I first met Laura at ths year’s Great Escape festival in Brighton. I’d invited her to watch the band PINS, and I was immediately struck by her warmth and energy. We talked about She Makes War and how “the project” tied into her political views. “I’m a proper pacifist to the point where I don’t think there should be any violence in the world,” she told me. “It’s an interesting counterpoint to my upbringing because my dad, my brother and various other family members were in the RAF.”

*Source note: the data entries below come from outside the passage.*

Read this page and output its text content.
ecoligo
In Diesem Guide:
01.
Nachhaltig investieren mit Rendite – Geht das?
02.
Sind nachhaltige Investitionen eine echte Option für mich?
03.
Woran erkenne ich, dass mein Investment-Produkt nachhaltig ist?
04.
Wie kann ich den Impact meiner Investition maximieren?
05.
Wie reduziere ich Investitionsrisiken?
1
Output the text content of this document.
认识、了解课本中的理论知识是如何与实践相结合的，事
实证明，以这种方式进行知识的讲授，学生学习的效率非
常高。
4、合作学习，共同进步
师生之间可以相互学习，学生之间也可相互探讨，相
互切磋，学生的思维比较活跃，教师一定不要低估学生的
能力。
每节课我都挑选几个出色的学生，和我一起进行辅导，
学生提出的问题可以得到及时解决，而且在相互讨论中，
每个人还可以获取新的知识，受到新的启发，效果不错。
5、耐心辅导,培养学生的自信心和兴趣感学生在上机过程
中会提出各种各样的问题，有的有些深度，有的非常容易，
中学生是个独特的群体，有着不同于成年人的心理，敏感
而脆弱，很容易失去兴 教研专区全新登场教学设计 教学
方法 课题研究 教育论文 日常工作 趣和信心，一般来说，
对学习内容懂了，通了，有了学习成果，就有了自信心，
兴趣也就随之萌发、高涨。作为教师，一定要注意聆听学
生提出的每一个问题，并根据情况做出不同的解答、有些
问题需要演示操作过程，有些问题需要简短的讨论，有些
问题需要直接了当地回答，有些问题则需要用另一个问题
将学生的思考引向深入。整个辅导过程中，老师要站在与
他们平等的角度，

Laura was right – her background is a fascinating juxtaposition to one of the central tenets behind She Makes War. A few weeks later, we ‘meet’ up again via a Skype video link. I’m keen to immediately pick up the conversational thread from Brighton. “I’ve not talked about this before,” Laura tells me, while nursing a cup of tea to soothe away the final remnants of a hangover. “But being a pacifist doesn’t mean that I don’t respect my dad’s or my brother’s choices to do what they do,” she continues.

“We used to have lots of debates when I was in my early teens, with me getting annoyed at various things, but it was never really about my dad being a soldier. I suppose it gives me a little bit of a nuanced view on war because I have seen my dad have to go to places like Afghanistan and be there for a long time. He was in the parachute regimen so it was quite dangerous work. My brother is a fighter pilot so that is pretty dangerous too. So, alongside the disagreeing in general with violence and war, I still care deeply about my family and want them to be safe and wanted them to do what was best for them.”

However, it doesn’t take the most insightful amateur pyschologist to suggest the link between her pacifism as a reaction against her military upbringing. Laura isn’t so sure; “When I came out with the name She Makes War, I really wasn’t thinking of anything to do with my family. Maybe it was a reaction in my subconscious; maybe I am opposing it and doing a big rebellion, I don’t know. But, my family, very kindly, have never quizzed me about it. They are super-supportive of my music.”

She Makes War is Laura’s solo project. She’s released two cracking albums (2010’s Disarm preceeded Little Battles) of her self-christened ‘gloom pop’. I suggest to her that the name She Makes War evokes thoughts about the patriachal nature of war and the well-rehearsed hypothesis that if the world was populated solely by female leaders, there would be significantly less war-mongering. “I think there would,” Laura says, “because we are also mothers or have the potential to be mothers. To take life away is completely against our whole mode of being. We grow life and then we nurture it. As animals, that’s what women are for. Obviously, we can choose not to, which I totally support. It’s much more horrifying when a woman kills someone because we give life – people were much more shocked about Myra Hindley than Ian Brady.”

Laura’s music is an intoxicating mix of glistening indie rock, pared-down ballads and infectious left-field pop songs. The ‘gloom pop’ tag is apt (Laura tells me she originally called her sound “grungey, dystopian gloom pop but people latched onto the word ‘grunge’ and got confused –  I’m not grunge, unless Kurt Cobain had a ukulele and a vocal loop pedal”) as, lyrically, the vast majority of her words seem a bit, well, gloomy. “My songs are all a bit heartbroken,” Laura admits when I ask why they aren’t shiny and happy. “I’m quite a dramatic person and they are all little snapshots of things that have happened. The songs can be about ex-boyfriends or people who I have loved that have died – key moments in my life. They are buried under layers of poetry so that people don’t know which one is about them.”

Musicians write songs for a multitude of reasons. Some do it to make a political statement or as a calculated attempt to appeal to the masses. A few songwriters use their craft as a means of catharsis, and it would seem Laura falls into that category. “I want to make something beautiful out of something that is bad,” she reveals. “A friend of mine was stabbed and died about seven years ago. It was awful. I’d never had someone young and close to me die before and was dealing with it really badly. I tried to go to therapy and I went for one session and found it really uncomfortable. So, I wrote ‘GhostAndShadows’ [from Disarm] instead which is about dealing with awful things from my past and the song really helped me.”